On-line, voluntary control of human temporal lobe neurons
Cerf, Moran,Thiruvengadam, Nikhil,Mormann, Florian,Kraskov, Alexander,Quiroga, Rodrigo Quian,Koch, Christof,Fried, Itzhak Nature Publishing Group, a division of Macmillan P 2010 Nature Vol.467 No.7319
Daily life continually confronts us with an exuberance of external, sensory stimuli competing with a rich stream of internal deliberations, plans and ruminations. The brain must select one or more of these for further processing. How this competition is resolved across multiple sensory and cognitive regions is not known; nor is it clear how internal thoughts and attention regulate this competition.
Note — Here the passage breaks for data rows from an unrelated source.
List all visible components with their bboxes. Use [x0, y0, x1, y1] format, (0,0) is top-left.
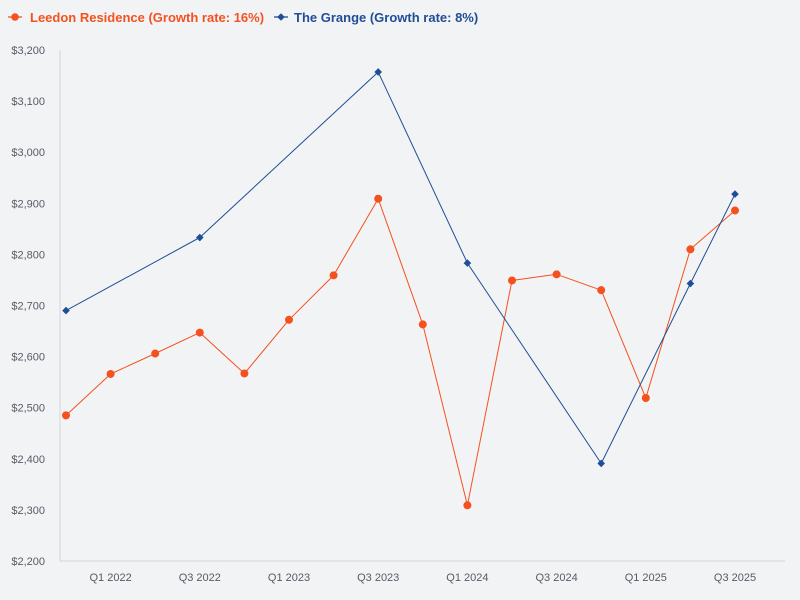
x-tick-label: Q3 2022 — [179, 572, 221, 584]
data-point-leedon[interactable] — [62, 411, 70, 420]
data-point-leedon[interactable] — [686, 245, 695, 254]
y-tick-label: $2,200 — [11, 556, 45, 568]
series-line-grange — [65, 71, 736, 464]
data-point-leedon[interactable] — [151, 349, 160, 358]
legend-label-leedon: Leedon Residence (Growth rate: 16%) — [30, 10, 264, 25]
data-point-grange[interactable] — [686, 279, 695, 288]
data-point-leedon[interactable] — [731, 206, 739, 215]
x-tick-label: Q1 2023 — [268, 572, 310, 584]
data-point-grange[interactable] — [731, 190, 739, 198]
x-tick-label: Q1 2022 — [89, 572, 131, 584]
y-tick-label: $2,800 — [11, 249, 45, 261]
x-tick-label: Q1 2024 — [446, 572, 488, 584]
data-point-grange[interactable] — [374, 68, 382, 76]
series-line-leedon — [65, 198, 736, 506]
series-leedon — [62, 194, 739, 510]
x-tick-label: Q3 2025 — [714, 572, 756, 584]
data-point-grange[interactable] — [463, 259, 472, 267]
y-tick-label: $3,200 — [11, 45, 45, 57]
legend-label-grange: The Grange (Growth rate: 8%) — [294, 10, 478, 25]
data-point-leedon[interactable] — [463, 501, 472, 510]
y-tick-label: $3,000 — [11, 147, 45, 159]
data-point-leedon[interactable] — [374, 194, 383, 203]
y-tick-label: $2,400 — [11, 454, 45, 466]
legend-marker-grange — [277, 13, 285, 21]
y-tick-label: $2,300 — [11, 505, 45, 517]
legend-item-leedon[interactable]: Leedon Residence (Growth rate: 16%) — [8, 10, 264, 25]
series-grange — [62, 68, 739, 468]
y-tick-label: $2,900 — [11, 198, 45, 210]
x-tick-label: Q3 2024 — [535, 572, 577, 584]
data-point-leedon[interactable] — [508, 276, 516, 285]
y-tick-label: $3,100 — [11, 96, 45, 108]
plot-area — [62, 68, 739, 510]
data-point-leedon[interactable] — [195, 328, 204, 337]
y-tick-label: $2,500 — [11, 403, 45, 415]
data-point-leedon[interactable] — [597, 286, 606, 295]
data-point-leedon[interactable] — [418, 320, 427, 329]
x-axis-ticks: Q1 2022 Q3 2022 Q1 2023 Q3 2023 Q1 2024 Q3 20… — [89, 572, 756, 584]
data-point-leedon[interactable] — [329, 271, 338, 280]
data-point-leedon[interactable] — [240, 369, 249, 378]
data-point-leedon[interactable] — [106, 369, 115, 378]
data-point-leedon[interactable] — [285, 315, 293, 324]
x-tick-label: Q1 2025 — [625, 572, 667, 584]
legend: Leedon Residence (Growth rate: 16%) The … — [8, 10, 478, 25]
legend-item-grange[interactable]: The Grange (Growth rate: 8%) — [274, 10, 478, 25]
y-axis-ticks: $2,200 $2,300 $2,400 $2,500 $2,600 $2,700 $2,8… — [11, 45, 45, 568]
data-point-grange[interactable] — [597, 459, 605, 468]
y-tick-label: $2,700 — [11, 301, 45, 313]
data-point-leedon[interactable] — [552, 270, 561, 279]
x-tick-label: Q3 2023 — [357, 572, 399, 584]
data-point-grange[interactable] — [196, 233, 204, 242]
data-point-leedon[interactable] — [641, 393, 650, 402]
y-tick-label: $2,600 — [11, 352, 45, 364]
data-point-grange[interactable] — [62, 306, 70, 315]
legend-marker-leedon — [11, 13, 19, 21]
Recording from single neurons in patients implanted with intracranial electrodes for clinical reasons, here we demonstrate that humans can regulate the activity of their neurons in the medial temporal lobe (MTL) to alter the outcome of the contest between external images and their internal representation. Subjects looked at a hybrid superposition of two images representing familiar individuals, landmarks, objects or animals and had to enhance one image at the expense of the other, competing one. Simultaneously, the spiking activity of their MTL neurons in different subregions and hemispheres was decoded in real time to control the content of the hybrid. Subjects reliably regulated, often on the first trial, the firing rate of their neurons, increasing the rate of some while simultaneously decreasing the rate of others. They did so by focusing onto one image, which gradually became clearer on the computer screen in front of their eyes, and thereby overriding sensory input. On the basis of the firing of these MTL neurons, the dynamics of the competition between visual images in the subject??s mind was visualized on an external display.